— Один жираф вдребезги разбивает вашего Дарвина своей шеей. Если бы он эволюционировал постепенно, взращивая свою шею по сантиметру в год, никогда бы он не стал жирафом — уникальным, невероятно красиво продуманным существом с дополнительными клапанами, помогающему сердцу качать кровь в его мозг. И заметь — ни инфарктов, ни кислородного голодания у него нет.
Марк замер, внимательно посмотрел на Леру. Она смотрела куда-то в сторону, накручивая на палец прядку волос.
— Аллё! Ты меня слышишь? — щёлкнул пальцами.
— Слышу. — подняла глаза.
— Послушай, я произвожу впечатление сумасшедшего?
— Если честно, да. Я так подумала сразу.
— Почему?
— Ну, эти сверхценные идеи. Глобальные мысли на фоне разорванных джинсов. Босые ноги. Ну, кто ты? Не знаю.
— Я и сам так иногда думаю. Только вот, почему думать не так, как все — это обязательно сумасшествие.
— Ты хочешь сказать, все неправы?
— Коллективизм — способность жертвовать личными целями при неспособности их достигать.
— А какая у тебя цель?
— Сейчас — простая. Я тебе спою. — Марк ушел в палатку и вернулся с гитарой.
— Ого! Мне здесь нравится.
Марк тронул струны, они откликнулись, зазвучали. Потом он запел. Голос его, глуховатый, с хрипотцой стучал по песку, по прозрачному воздуху, и даже по далёкой сиреневой горе.
— Это чьи слова?
— Сергей Трофимов.
— Здорово. Почему я не слышала?
— Все просто. В уши льётся разное. Чтобы слушать такое, надо, как минимум проявить СВОЮ инициативу. Это я о коллективном сознании.
— Свою…
— А какую музыку слушаешь ты?
— Блюз голодного желудка. Я — примитивная часть пищевой цепочки. Ты забыл? Давай представим что-нибудь съедобное?
— Что тебе представить?
— А что ты можешь представить по-настоящему. Ты ведь наверняка, не умеешь готовить?
— Яичницу-глазунью, хлеб.
— О! Ладно. Я в гостях, съем, что дадут.
Марк сел на корточки, зажмурился. На песке появился костерок. Он внимательно смотрел на пламя, замерев.
— Эй! Представляй скорее! На огонь можно смотреть бесконечно, я знаю.
Марк шутливо щёлкнул пальцами — появилась сковородка с яичницей, две вилки, хлеб на пластиковой тарелке.
— Нет! Так не пойдёт. Типично мужское представление.
Лера зажмурилась, подражая. Перед ними появился пластиковый столик, ещё один стул для Марка, два прибора, салфетки. Хлопнула в ладоши, как заправский фокусник — появились две тарелки с яичницей, две чашки дымящегося кофе, бутерброды.
Наклонилась, подняла сковородку Марка, поставила на стол.
— Добавка.

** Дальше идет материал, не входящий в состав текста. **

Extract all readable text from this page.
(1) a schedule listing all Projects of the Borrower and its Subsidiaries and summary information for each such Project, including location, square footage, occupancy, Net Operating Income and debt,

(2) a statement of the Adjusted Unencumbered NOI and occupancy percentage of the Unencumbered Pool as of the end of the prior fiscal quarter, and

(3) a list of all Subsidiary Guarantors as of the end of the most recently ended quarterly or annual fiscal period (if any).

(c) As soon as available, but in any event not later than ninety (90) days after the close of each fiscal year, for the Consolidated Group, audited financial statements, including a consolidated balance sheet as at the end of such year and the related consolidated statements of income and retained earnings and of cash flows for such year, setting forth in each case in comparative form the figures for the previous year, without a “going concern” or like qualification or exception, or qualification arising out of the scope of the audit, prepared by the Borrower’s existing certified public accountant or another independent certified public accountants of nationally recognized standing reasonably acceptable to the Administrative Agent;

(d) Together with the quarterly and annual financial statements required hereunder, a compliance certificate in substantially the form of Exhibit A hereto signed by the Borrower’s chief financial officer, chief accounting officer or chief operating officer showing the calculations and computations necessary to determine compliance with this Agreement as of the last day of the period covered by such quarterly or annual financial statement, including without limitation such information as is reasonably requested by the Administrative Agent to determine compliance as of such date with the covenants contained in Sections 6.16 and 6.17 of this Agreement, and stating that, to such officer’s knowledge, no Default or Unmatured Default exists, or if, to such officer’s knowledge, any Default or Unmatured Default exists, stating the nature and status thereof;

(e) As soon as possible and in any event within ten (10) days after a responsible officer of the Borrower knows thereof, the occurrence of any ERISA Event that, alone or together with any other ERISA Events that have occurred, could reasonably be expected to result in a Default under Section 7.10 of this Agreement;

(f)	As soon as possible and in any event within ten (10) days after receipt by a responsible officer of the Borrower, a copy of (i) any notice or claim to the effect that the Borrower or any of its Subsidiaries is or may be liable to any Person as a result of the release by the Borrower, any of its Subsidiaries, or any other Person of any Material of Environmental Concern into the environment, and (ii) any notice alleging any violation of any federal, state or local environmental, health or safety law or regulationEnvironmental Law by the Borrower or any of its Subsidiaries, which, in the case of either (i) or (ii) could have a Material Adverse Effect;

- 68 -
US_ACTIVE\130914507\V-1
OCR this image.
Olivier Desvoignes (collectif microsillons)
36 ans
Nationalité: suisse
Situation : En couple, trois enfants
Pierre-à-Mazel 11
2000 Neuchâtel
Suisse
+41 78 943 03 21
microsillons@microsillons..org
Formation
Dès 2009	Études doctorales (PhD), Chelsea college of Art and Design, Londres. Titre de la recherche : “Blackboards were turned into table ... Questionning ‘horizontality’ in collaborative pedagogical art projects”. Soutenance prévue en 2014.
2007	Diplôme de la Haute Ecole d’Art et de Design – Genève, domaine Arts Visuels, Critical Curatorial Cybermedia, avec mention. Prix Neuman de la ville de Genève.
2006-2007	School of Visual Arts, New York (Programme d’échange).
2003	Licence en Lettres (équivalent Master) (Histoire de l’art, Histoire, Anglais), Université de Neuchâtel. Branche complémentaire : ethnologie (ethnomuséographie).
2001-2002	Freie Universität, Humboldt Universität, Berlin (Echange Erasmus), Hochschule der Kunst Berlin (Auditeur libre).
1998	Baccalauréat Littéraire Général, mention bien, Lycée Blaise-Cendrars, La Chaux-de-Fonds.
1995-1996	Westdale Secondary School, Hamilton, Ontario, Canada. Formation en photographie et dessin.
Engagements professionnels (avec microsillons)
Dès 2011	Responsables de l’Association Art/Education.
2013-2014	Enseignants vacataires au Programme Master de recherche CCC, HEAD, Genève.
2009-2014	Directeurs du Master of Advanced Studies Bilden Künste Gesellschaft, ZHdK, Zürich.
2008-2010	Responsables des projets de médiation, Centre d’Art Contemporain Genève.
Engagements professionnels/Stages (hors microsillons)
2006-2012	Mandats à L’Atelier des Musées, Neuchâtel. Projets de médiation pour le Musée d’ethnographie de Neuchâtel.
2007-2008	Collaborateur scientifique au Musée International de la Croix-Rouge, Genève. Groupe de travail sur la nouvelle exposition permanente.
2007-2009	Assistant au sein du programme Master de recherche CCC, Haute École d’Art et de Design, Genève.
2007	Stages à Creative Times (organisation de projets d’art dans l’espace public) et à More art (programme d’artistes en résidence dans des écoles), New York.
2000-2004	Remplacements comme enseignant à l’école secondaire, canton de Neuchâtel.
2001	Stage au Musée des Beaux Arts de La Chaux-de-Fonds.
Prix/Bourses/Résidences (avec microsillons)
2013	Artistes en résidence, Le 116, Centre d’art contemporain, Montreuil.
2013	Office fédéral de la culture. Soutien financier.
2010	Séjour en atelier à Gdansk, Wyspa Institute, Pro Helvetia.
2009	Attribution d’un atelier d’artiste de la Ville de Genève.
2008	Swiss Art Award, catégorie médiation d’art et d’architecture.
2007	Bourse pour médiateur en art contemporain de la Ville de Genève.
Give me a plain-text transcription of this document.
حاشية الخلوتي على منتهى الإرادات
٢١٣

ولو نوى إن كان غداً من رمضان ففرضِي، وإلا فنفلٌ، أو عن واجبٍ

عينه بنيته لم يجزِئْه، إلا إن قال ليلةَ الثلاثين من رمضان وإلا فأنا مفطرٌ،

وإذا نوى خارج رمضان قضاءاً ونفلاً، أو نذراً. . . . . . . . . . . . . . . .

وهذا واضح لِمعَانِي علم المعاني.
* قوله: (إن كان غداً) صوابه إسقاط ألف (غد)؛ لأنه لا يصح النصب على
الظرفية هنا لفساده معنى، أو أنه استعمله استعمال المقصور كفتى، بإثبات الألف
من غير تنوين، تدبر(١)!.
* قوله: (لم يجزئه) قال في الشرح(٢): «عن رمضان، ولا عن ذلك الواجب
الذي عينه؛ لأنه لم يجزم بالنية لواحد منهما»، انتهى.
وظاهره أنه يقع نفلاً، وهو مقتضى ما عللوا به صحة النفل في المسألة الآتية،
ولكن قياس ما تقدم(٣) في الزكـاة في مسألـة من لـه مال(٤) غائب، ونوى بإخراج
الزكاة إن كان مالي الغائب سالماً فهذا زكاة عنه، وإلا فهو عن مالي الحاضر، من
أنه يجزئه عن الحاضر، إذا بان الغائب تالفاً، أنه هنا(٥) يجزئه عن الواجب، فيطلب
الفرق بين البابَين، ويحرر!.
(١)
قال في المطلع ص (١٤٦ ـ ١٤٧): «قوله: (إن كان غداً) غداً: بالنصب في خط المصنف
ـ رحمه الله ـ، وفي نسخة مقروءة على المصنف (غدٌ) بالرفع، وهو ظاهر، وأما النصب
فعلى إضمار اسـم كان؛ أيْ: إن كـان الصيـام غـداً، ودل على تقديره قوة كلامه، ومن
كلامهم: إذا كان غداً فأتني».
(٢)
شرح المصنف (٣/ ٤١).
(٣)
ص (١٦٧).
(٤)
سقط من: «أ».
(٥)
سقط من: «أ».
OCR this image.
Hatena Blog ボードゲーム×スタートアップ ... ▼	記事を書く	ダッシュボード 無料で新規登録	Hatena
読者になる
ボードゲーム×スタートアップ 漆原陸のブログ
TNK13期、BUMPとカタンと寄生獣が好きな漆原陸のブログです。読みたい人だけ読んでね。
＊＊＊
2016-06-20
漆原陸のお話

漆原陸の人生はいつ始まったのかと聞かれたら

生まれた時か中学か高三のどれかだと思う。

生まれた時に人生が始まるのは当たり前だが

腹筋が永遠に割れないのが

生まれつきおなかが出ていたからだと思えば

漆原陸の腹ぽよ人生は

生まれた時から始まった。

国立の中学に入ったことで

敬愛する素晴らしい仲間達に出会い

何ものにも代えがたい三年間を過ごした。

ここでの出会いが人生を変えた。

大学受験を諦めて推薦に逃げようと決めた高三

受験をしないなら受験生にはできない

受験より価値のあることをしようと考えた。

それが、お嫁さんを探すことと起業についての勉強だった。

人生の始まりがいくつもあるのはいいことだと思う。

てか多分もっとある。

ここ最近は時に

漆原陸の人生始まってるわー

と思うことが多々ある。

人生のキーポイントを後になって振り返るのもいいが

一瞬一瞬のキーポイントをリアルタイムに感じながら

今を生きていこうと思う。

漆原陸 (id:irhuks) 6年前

Приятного аппетита!
— У женщины — весь мир — кухня.
— Ты хочешь сказать, ты ел по-другому?
— Перекусывал на песке. Бутерброды, чай. Даже представить не мог, что можно так, за столом с приборами. Да мне не хотелось, если честно. И потом, если мне непонятно, откуда, я — против.
— Все просто. Манна небесная. Только вариант чуть модифицированный. Ешь, остынет.
Ели молча. Лера медленно, Марк быстро.
— Не спеши, пережёвывай тщательно. Насыщение приходит позже.
— Я не думал о еде. Вот еще одна функция женщины — внушать мужчине мысль о том, что он голоден, а она обязательно накормит.
— Значит, не было бы женщин — и еды не надо было бы человечеству?
— Самую малость.
— Лера я, а не Марфа. Так и остались бы в прошлом.
— Женщина — двигатель прогресса?
— Если хочешь — да.
— Регресса, скорее. Не женщина, а её неуёмные потребности в удобствах. Миллионы лет растили детей без памперсов, обогревателей, искусственных смесей.
— Женщина виновата? — Лера от возмущения поперхнулась кусочком хлеба, закашлялась — слезы из глаз — Конечно. Воевали бы вы поменьше, бросали нас. Не замещали бы мы ваше отсутствие всякими ноу хау.
— Ноу хау? Эка тебя понесло! — Рассмеялся.